A phase 3 randomized placebo-controlled trial has demonstrated that adding olanzapine to standard antiemetic therapy significantly reduces radiation-induced nausea and vomiting (RINV) in patients receiving abdominal or pelvic radiotherapy. The findings, presented at the 2025 American Society of Clinical Oncology Annual Meeting, suggest a new therapeutic approach for managing one of radiation therapy's most distressing side effects.
Dramatic Reduction in Nausea and Vomiting
The trial enrolled 301 patients who were randomly assigned to receive either 5 mg of daily olanzapine (n=148) or placebo (n=153), both combined with standard ondansetron therapy. The results showed striking differences between treatment groups, with nausea occurring in only 14.2% of olanzapine-treated patients compared to 83.6% of those receiving placebo (P <.001).
The benefits extended to severe symptoms as well. Grade 2 or greater nausea affected 7.4% of patients in the olanzapine group versus 67.3% in the placebo group (P <.001). Similarly, any-grade vomiting occurred in 4.1% of olanzapine-treated patients compared to 25.5% of those receiving placebo (P <.001).
The frequency of vomiting episodes was also substantially reduced. Among patients experiencing vomiting, 2.0% of the olanzapine group had 1 to 15 episodes compared to 16.3% in the placebo group (P = .003). For more severe cases with over 15 episodes, the rates were 2.0% versus 9.2% respectively (P = .002).
Benefits Across Cancer Types
The antiemetic effects of olanzapine were consistent across different cancer diagnoses. In patients with endometrial cancer, grade 2 or higher nausea occurred in 2.8% of the olanzapine group versus 85.7% of the placebo group (P <.001). For stomach and pancreatic cancers, the rates were 40% versus 100% (P = .006), while prostate cancer patients experienced rates of 8.7% versus 19.1% (P = .018).
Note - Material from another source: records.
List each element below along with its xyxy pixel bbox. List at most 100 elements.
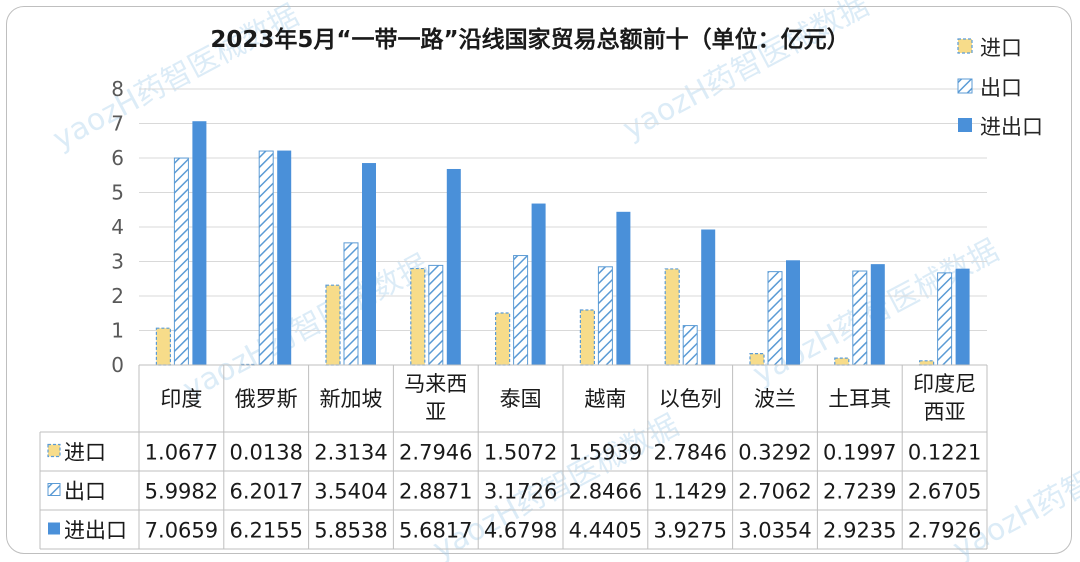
table-cell: 3.9275 <box>653 519 726 543</box>
chart-frame <box>6 6 1072 554</box>
legend-label: 出口 <box>980 76 1022 100</box>
x-category-label: 印度 <box>160 387 202 411</box>
bar-import <box>918 360 935 366</box>
bar-total <box>616 211 631 365</box>
bar-import <box>325 284 341 366</box>
bar-export <box>852 270 868 366</box>
watermark-text: yaozH药智医械数据 <box>47 0 304 157</box>
bar-total <box>362 163 376 365</box>
bar-import <box>834 357 850 366</box>
y-tick-label: 6 <box>111 146 124 170</box>
chart-title: 2023年5月“一带一路”沿线国家贸易总额前十（单位：亿元） <box>210 26 849 53</box>
table-row-swatch <box>48 522 60 535</box>
y-tick-label: 5 <box>111 181 124 205</box>
bar-import <box>495 312 511 366</box>
table-row-swatch <box>47 443 61 458</box>
table-cell: 6.2017 <box>229 480 302 504</box>
bar-import <box>664 268 680 366</box>
y-tick-label: 7 <box>111 112 124 136</box>
table-cell: 3.0354 <box>738 519 811 543</box>
bar-export <box>428 264 444 366</box>
watermark-text: yaozH药智医械数据 <box>177 248 434 407</box>
bar-total <box>701 229 716 365</box>
table-cell: 1.1429 <box>653 480 726 504</box>
x-category-label: 俄罗斯 <box>235 387 298 411</box>
table-cell: 3.1726 <box>484 480 557 504</box>
x-category-label: 土耳其 <box>828 387 891 411</box>
legend-swatch <box>958 118 972 132</box>
bar-export <box>173 157 189 366</box>
bar-import <box>155 327 171 366</box>
watermark-text: yaozH药智医械数据 <box>617 0 874 147</box>
table-cell: 5.8538 <box>314 519 387 543</box>
bar-total <box>192 121 207 366</box>
y-tick-label: 2 <box>111 284 124 308</box>
table-cell: 2.7239 <box>823 480 896 504</box>
table-row-label: 进出口 <box>64 519 127 543</box>
y-tick-label: 8 <box>111 77 124 101</box>
x-category-label: 亚 <box>425 400 446 424</box>
bar-import <box>579 309 596 366</box>
x-category-label: 波兰 <box>754 387 796 411</box>
bar-total <box>277 150 292 365</box>
bar-import <box>410 267 426 366</box>
bar-export <box>258 150 274 366</box>
table-cell: 1.0677 <box>145 441 218 465</box>
table-cell: 0.0138 <box>229 441 302 465</box>
y-tick-label: 1 <box>111 319 124 343</box>
bar-total <box>786 260 800 365</box>
legend-swatch <box>957 78 973 94</box>
table-cell: 2.3134 <box>314 441 387 465</box>
legend-label: 进出口 <box>980 115 1043 139</box>
legend-swatch <box>957 38 973 54</box>
bar-total <box>870 264 885 365</box>
table-cell: 1.5939 <box>569 441 642 465</box>
y-tick-label: 0 <box>111 353 124 377</box>
bar-export <box>597 266 613 366</box>
table-row-swatch <box>47 483 61 496</box>
table-cell: 7.0659 <box>145 519 218 543</box>
bar-export <box>767 271 783 366</box>
legend-label: 进口 <box>980 36 1022 60</box>
bar-export <box>513 255 529 366</box>
bar-export <box>343 242 359 366</box>
table-cell: 2.9235 <box>823 519 896 543</box>
x-category-label: 新加坡 <box>320 387 383 411</box>
x-category-label: 以色列 <box>659 387 722 411</box>
bar-export <box>937 272 953 366</box>
table-cell: 2.7926 <box>908 519 981 543</box>
table-cell: 0.3292 <box>738 441 811 465</box>
y-tick-label: 4 <box>111 215 124 239</box>
bar-total <box>955 268 970 365</box>
table-cell: 3.5404 <box>314 480 387 504</box>
table-cell: 2.6705 <box>908 480 981 504</box>
x-category-label: 印度尼 <box>913 372 976 396</box>
table-cell: 4.4405 <box>569 519 642 543</box>
table-cell: 1.5072 <box>484 441 557 465</box>
table-cell: 5.6817 <box>399 519 472 543</box>
x-category-label: 马来西 <box>404 372 467 396</box>
table-cell: 2.8466 <box>569 480 642 504</box>
y-tick-label: 3 <box>111 250 124 274</box>
x-category-label: 越南 <box>584 387 626 411</box>
table-cell: 2.7846 <box>653 441 726 465</box>
bar-total <box>446 168 461 365</box>
table-cell: 0.1221 <box>908 441 981 465</box>
table-cell: 2.8871 <box>399 480 472 504</box>
table-cell: 5.9982 <box>145 480 218 504</box>
table-cell: 2.7946 <box>399 441 472 465</box>
y-axis-ticks: 0 1 2 3 4 5 6 7 8 <box>111 77 124 377</box>
bar-total <box>531 203 546 365</box>
table-row-label: 进口 <box>64 441 106 465</box>
x-category-label: 泰国 <box>500 387 542 411</box>
table-cell: 6.2155 <box>229 519 302 543</box>
x-category-label: 西亚 <box>924 400 966 424</box>
bar-import <box>749 353 765 366</box>
table-cell: 4.6798 <box>484 519 557 543</box>
table-cell: 0.1997 <box>823 441 896 465</box>
bar-export <box>682 325 698 366</box>
table-row-label: 出口 <box>64 480 106 504</box>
The study population included patients with rectal cancer (50.3% vs 48.6% in placebo vs olanzapine groups), prostate cancer (30.7% vs 31.1%), and endometrial cancer (9.2% vs 9.5%). Most patients received image-guided radiation therapy (88.9% vs 83.1%) primarily to the pelvic area (91.5% vs 93.2%).
Study Design and Patient Characteristics
Patients aged 18 years or older who were receiving abdominal/pelvic radiotherapy and were previously radiotherapy naïve were eligible for enrollment. All participants received 4 mg of ondansetron twice daily plus either 5 mg of oral daily olanzapine or matching placebo. The study assessed outcomes using the Common Terminology Criteria for Adverse Events scale, patient diaries, the Hamilton Rating Scale for anxiety and depression, and the EORTC QLQ C30 questionnaire for quality of life.
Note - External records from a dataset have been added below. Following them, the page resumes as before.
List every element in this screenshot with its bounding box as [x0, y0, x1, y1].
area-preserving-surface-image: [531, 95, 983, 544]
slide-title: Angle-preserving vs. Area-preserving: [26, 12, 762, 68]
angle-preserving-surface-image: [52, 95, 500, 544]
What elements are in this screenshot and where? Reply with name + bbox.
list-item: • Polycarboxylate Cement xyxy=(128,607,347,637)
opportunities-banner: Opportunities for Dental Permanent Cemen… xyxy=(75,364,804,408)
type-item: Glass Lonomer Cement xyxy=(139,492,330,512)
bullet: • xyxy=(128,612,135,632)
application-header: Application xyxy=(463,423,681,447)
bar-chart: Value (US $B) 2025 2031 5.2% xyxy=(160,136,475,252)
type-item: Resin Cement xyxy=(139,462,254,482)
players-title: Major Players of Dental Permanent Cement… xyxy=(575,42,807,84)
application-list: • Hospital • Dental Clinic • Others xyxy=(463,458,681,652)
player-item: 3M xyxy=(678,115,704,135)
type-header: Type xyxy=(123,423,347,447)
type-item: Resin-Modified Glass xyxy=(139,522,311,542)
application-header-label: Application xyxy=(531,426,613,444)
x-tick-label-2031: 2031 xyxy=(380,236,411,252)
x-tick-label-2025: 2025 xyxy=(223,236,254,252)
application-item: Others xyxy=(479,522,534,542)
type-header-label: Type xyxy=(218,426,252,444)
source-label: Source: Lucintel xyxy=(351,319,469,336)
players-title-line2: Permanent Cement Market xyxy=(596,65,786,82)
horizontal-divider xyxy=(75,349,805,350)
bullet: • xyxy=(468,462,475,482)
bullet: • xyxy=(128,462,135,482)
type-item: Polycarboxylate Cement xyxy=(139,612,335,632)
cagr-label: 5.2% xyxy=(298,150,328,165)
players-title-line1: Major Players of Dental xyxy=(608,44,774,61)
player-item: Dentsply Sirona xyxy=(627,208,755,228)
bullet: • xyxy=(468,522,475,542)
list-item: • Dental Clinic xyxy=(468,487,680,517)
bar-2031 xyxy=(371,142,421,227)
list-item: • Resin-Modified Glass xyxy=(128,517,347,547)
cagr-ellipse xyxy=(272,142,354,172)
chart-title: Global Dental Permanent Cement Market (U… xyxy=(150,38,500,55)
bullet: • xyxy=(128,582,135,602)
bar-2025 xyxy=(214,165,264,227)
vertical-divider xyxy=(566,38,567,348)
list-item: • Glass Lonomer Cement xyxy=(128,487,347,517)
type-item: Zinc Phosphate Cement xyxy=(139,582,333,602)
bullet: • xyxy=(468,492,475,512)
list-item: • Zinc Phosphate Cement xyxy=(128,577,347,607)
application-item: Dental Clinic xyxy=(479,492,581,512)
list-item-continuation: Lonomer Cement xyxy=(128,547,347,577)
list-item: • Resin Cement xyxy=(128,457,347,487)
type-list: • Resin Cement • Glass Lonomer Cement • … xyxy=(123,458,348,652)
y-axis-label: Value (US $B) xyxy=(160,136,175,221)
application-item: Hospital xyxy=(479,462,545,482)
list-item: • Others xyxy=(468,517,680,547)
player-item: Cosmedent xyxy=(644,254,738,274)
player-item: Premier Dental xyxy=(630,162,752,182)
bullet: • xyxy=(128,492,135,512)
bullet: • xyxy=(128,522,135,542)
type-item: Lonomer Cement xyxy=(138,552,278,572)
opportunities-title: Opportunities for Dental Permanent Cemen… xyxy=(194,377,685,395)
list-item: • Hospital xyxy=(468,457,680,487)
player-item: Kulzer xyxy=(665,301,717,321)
Patient demographics were well-balanced between groups. The mean age was 63.82 years (SD 10.87) in the placebo group versus 62.32 years (SD 10.47) in the olanzapine group. Male patients comprised 58.2% and 62.8% of each group respectively, while 67.3% and 70.3% had comorbidities. Concurrent capecitabine was administered to 56.9% and 53.4% of patients in each group.
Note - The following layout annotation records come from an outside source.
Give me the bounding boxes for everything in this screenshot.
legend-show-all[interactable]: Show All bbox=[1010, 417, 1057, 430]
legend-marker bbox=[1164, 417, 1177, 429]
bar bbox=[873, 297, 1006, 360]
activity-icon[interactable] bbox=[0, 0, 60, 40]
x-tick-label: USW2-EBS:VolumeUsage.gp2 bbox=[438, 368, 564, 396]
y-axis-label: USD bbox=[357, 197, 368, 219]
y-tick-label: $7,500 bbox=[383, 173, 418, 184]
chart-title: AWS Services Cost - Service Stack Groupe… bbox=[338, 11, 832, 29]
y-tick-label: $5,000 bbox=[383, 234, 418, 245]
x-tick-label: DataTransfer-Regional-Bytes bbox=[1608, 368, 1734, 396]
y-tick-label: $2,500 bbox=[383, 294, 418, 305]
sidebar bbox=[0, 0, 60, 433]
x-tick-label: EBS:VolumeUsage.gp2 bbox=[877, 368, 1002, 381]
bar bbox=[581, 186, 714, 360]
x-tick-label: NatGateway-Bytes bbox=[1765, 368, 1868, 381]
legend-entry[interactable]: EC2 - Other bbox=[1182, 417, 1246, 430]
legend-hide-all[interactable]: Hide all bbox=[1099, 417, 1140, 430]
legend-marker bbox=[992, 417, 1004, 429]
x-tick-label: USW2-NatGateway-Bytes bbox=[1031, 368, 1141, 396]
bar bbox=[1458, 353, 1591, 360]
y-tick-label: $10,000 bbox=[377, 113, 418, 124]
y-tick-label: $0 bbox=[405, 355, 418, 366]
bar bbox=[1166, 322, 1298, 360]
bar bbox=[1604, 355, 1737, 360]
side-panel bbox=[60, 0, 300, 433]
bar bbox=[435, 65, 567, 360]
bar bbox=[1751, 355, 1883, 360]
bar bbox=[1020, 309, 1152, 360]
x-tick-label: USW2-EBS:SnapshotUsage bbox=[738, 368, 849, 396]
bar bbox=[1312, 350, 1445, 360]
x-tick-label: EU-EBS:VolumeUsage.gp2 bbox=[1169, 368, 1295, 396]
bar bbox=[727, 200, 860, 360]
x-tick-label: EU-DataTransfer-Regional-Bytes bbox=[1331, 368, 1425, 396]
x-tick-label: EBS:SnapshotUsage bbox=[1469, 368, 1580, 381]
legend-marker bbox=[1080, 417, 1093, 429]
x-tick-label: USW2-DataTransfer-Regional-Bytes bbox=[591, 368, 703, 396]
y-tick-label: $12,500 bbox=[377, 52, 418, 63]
Radiation therapy parameters were similar between groups, with mean doses of 222.58 Gy/day (SD 40.691) versus 222.01 Gy/day (SD 40.137) and mean treatment durations of 23.67 days (SD 3.789) versus 23.76 days (SD 3.420).
Additional Quality of Life Benefits
Beyond antiemetic effects, olanzapine treatment provided broader supportive care benefits. Patients receiving olanzapine showed significantly reduced mean anxiety scores compared to placebo (P <.001), with similar improvements observed for depression scores (P <.001).
Quality of life measurements favored the olanzapine group across multiple domains. Emotional functioning showed particular improvement (P <.001), while symptom scale assessments revealed significant benefits for nausea/vomiting, insomnia, and loss of appetite (all P <.001).
Clinical Implications and Future Directions
"The addition of 5 mg olanzapine to standard ondansetron therapy is found to be safe and effective for preventing nausea and vomiting in patients receiving abdominal/pelvic radiation therapy, and those undergoing concurrent chemoradiation with low-emetogenic oral capecitabine," stated Meenu Vijayan, MPharm, assistant professor at the Amrita School of Pharmacy, who presented the findings.
The researchers acknowledged study limitations, noting that this was a single-center investigation. "Future studies involving multiple centers and a large number of patients are recommended to corroborate our findings," Vijayan emphasized.
The trial represents a significant advancement in radiation oncology supportive care, potentially offering patients a more effective approach to managing RINV through the repurposing of an established psychiatric medication.